Пока же я по утрам провожала Зайона на работу, слонялась по квартире и отправлялась на пробежку. Днем я бродила по улицам, наблюдая за людьми, а вечером фотографировала Бруклинский мост. И каждый день я смотрела, как тают деньги на моем банковском счету.
Когда в массах укоренилось мнение, что моя связь с Микой позади, телефон перестал звонить, а репортеры убрались с улицы перед моим домом. Даже когда я где-нибудь видела знакомых папарацци, они смотрели мимо меня. Без Мики моя ценность для них стремилась к нулю. Я была лишь приложением к славе другого человека. Так часто бывает. Как оказалось, именно этот момент беспокоит меня меньше всего.
Когда миновала неделя заточения и всеобщего забвения, раздался телефонный звонок с неизвестного номера. Я едва не проигнорировала его, но любопытство одержало верх.
Нажав кнопку, я с сомнением произнесла:
– Алло?
– Джозефин? Привет. Это Ларс Кембридж из «Рок пейпер».
Я выпрямилась.
– Ларс?
– Да. Привет. Рад, что поймал тебя. Слушай, Мика скинул мне ссылку на статью о тебе, которую разместили в твоей газете.
Главный редактор известного журнала звонил, чтобы поговорить со мной, но его интересовал лишь всем надоевший скандал. Я вздохнула:
– Я не комментирую эту историю, Ларс.
– Конечно, нет. Меня не история интересует. Мне понравились фотографии, которые ты сделала. Одна из них – та, где ты поймала Мику. Ей место прямо в Лувре, а не в желтой прессе.
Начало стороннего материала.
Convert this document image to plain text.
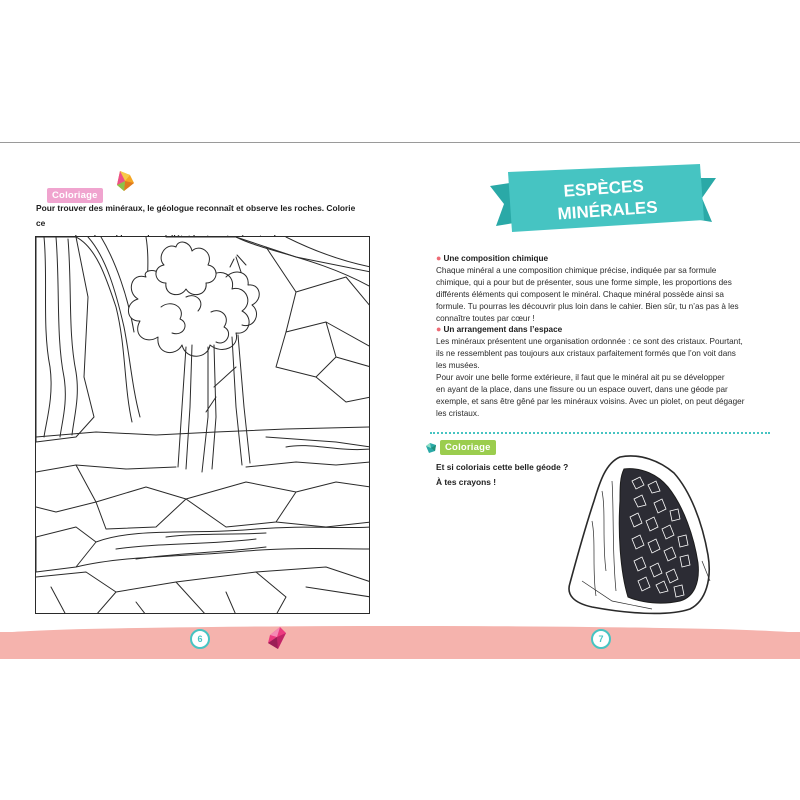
Coloriage
Pour trouver des minéraux, le géologue reconnaît et observe les roches. Colorie ce
ESPÈCES
MINÉRALES
● Une composition chimique
Chaque minéral a une composition chimique précise, indiquée par sa formule
chimique, qui a pour but de présenter, sous une forme simple, les proportions des
différents éléments qui composent le minéral. Chaque minéral possède ainsi sa
formule. Tu pourras les découvrir plus loin dans le cahier. Bien sûr, tu n’as pas à les
connaître toutes par cœur !
● Un arrangement dans l’espace
Les minéraux présentent une organisation ordonnée : ce sont des cristaux. Pourtant,
ils ne ressemblent pas toujours aux cristaux parfaitement formés que l’on voit dans
les musées.
Pour avoir une belle forme extérieure, il faut que le minéral ait pu se développer
en ayant de la place, dans une fissure ou un espace ouvert, dans une géode par
exemple, et sans être gêné par les minéraux voisins. Avec un piolet, on peut dégager
les cristaux.
Coloriage
Et si coloriais cette belle géode ?
À tes crayons !
6	7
– Спасибо, – произнесла я. Это доказывало, что я была права, и я быстро добавила: – Именно так я думала, когда снимала. Невозможно сделать плохую фотографию, когда модель сам по себе – произведение искусства.
Он рассмеялся:
– Да. Еще я отметил твой потрясающий снимок Виктории Седжвик. Я много раз ее видел, но никогда не обращал внимания, насколько она выразительна. Ты слишком талантлива для второсортной газетенки.
– Твое мнение много для меня значит, Ларс. Я не думала, что хоть одна из этих фотографий появится в газете. Это произошло из-за рокового стечения обстоятельств.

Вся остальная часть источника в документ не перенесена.